A patient whose pupils are of average size in a normally lit room receives a score of “0.” On the other hand, someone who has pupils so large that only a thin rim of the iris is visible is given a “5.”
The fifth assessment is for “Bone or Joint Aches.”
The patient had pain before opiates were ingested, but this pain is not assessed here. If there is no pain, the clinician gives a score of “0” while extreme pain is given the score of “4.”
The sixth assessment is for “Runny Nose or Tearing.”
The runny nose or tearing must be attributed to the withdrawal symptoms and not a cold or allergy. If these symptoms aren’t present, the patient receives a score of “0.” Tears that are streaming down the patient’s face and a constantly running nose are given a score of “4.”
Assessments 7 – 9 in the Clinical Opiate Withdrawal Scale
The seventh assessment is for “GI Upset.”
Only the previous half hour before the assessment was taken will be considered. No GI symptoms will warrant a score of “0,” and several episodes of diarrhea or vomiting will require a score of “4.”
The eighth assessment is for “Tremor.”
The clinician observes the patient’s outstretched hands and gives a rating of “0” for the absence of tremors. Excessive muscle twitching or extreme tremors will be rated with a “4.”
The ninth assessment is for “Yawning.”
The clinician will observe the patient during the entire assessment to reach a conclusion. A score of “0” will mean that the patient did not yawn once, and a score of “4” will mean that the patient yawned numerous times every minute.
Assessments 10 – 11 in the Clinical Opiate Withdrawal Scale
The tenth assessment is for “Anxiety or Irritability.”

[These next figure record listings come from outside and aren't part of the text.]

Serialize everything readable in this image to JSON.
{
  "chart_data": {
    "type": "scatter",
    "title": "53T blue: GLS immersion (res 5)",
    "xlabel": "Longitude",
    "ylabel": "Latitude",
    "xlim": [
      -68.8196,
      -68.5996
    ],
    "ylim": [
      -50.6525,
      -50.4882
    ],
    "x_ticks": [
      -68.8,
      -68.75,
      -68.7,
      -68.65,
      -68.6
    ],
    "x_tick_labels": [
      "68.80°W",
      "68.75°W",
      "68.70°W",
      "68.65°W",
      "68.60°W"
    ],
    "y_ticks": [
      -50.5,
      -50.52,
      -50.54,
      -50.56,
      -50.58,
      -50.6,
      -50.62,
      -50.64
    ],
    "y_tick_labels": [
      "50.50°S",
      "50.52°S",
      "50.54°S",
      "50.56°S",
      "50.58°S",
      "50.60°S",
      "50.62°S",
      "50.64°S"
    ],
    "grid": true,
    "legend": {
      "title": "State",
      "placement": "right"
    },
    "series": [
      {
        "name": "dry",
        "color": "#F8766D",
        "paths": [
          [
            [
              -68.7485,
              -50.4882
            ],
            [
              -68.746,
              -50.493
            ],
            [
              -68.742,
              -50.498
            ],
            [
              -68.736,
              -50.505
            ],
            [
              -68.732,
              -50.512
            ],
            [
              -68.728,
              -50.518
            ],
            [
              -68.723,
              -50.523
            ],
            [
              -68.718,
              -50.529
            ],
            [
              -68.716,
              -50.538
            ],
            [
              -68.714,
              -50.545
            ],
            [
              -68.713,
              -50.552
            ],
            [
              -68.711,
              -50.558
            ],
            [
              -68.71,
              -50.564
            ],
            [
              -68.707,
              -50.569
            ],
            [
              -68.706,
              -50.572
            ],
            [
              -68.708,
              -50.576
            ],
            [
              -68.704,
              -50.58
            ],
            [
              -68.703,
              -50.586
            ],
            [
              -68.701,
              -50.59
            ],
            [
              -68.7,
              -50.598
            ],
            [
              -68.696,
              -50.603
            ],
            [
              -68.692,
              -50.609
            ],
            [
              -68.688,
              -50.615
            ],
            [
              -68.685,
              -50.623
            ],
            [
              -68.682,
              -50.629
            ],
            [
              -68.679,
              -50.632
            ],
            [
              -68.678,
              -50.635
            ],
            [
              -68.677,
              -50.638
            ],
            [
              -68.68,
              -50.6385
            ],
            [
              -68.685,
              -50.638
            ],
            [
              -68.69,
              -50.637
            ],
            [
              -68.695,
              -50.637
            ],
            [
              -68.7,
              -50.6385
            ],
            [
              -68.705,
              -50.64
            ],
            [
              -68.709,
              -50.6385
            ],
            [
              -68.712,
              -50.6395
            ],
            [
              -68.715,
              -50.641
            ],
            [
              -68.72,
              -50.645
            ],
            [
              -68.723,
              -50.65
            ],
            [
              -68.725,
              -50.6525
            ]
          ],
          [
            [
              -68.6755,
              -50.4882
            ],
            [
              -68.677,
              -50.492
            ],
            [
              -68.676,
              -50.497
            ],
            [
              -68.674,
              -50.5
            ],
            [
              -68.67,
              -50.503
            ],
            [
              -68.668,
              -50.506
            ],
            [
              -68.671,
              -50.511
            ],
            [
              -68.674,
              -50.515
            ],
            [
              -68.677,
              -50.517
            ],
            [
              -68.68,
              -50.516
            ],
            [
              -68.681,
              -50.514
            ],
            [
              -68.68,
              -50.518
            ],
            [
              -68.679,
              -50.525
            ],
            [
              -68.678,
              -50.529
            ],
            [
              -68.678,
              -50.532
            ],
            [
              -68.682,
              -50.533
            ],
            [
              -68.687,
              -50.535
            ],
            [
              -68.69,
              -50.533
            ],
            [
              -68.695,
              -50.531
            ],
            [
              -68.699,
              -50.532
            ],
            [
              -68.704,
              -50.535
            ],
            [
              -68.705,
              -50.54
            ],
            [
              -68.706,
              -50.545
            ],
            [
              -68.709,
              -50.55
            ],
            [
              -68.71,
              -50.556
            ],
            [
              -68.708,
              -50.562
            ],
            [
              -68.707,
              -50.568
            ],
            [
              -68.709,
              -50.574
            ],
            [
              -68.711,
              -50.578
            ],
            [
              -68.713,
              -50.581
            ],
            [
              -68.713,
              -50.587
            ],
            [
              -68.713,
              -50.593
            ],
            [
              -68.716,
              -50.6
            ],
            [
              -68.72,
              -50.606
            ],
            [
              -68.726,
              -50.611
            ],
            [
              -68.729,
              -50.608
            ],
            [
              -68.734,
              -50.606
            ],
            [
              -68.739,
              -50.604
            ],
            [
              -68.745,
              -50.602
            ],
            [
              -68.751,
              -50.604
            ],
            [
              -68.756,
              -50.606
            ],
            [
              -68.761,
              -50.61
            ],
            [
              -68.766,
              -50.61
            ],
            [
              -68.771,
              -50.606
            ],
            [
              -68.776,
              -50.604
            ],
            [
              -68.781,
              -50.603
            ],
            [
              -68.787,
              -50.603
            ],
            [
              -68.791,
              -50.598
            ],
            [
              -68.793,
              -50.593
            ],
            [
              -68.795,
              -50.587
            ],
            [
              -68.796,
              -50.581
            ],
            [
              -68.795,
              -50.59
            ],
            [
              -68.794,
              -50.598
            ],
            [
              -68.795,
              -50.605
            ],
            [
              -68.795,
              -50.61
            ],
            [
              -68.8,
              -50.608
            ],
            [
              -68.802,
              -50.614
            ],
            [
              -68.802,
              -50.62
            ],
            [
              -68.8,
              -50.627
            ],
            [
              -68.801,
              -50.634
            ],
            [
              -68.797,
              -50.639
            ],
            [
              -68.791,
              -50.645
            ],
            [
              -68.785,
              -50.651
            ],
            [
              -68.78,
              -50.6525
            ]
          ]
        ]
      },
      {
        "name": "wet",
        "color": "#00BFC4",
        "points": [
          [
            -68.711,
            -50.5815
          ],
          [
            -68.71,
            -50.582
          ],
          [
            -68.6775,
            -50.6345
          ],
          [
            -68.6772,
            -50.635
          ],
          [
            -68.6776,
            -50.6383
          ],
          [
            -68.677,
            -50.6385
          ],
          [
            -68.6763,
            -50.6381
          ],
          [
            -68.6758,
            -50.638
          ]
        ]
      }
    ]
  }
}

If no signs of anxiety or irritability are present, the patient receives a “0.” If the patient is visibly irritable or anxious, he or she receives a score of “4.”
The eleventh assessment is for “Gooseflesh skin.”
Smooth skin receives a “0.” If hair can be seen to be standing up erect, it is given a “3.” When the hairs are prominently displayed on the legs or arms, the patient receives a “5.”
Once the Clinical Assessment is Complete
After the assessment is complete, the clinician adds up the scores of the Clinical Opiate Withdrawal Scale so that he or she can see numerically how much the patient is suffering from opioid withdrawal. The patient is experiencing mild withdrawal symptoms if his or her score is ranked from 5 to 12. A patient whose score is 36 or higher has a severe case of withdrawal. The patient’s score as well as his or her history help the clinician develop an ongoing treatment plan for the coming days.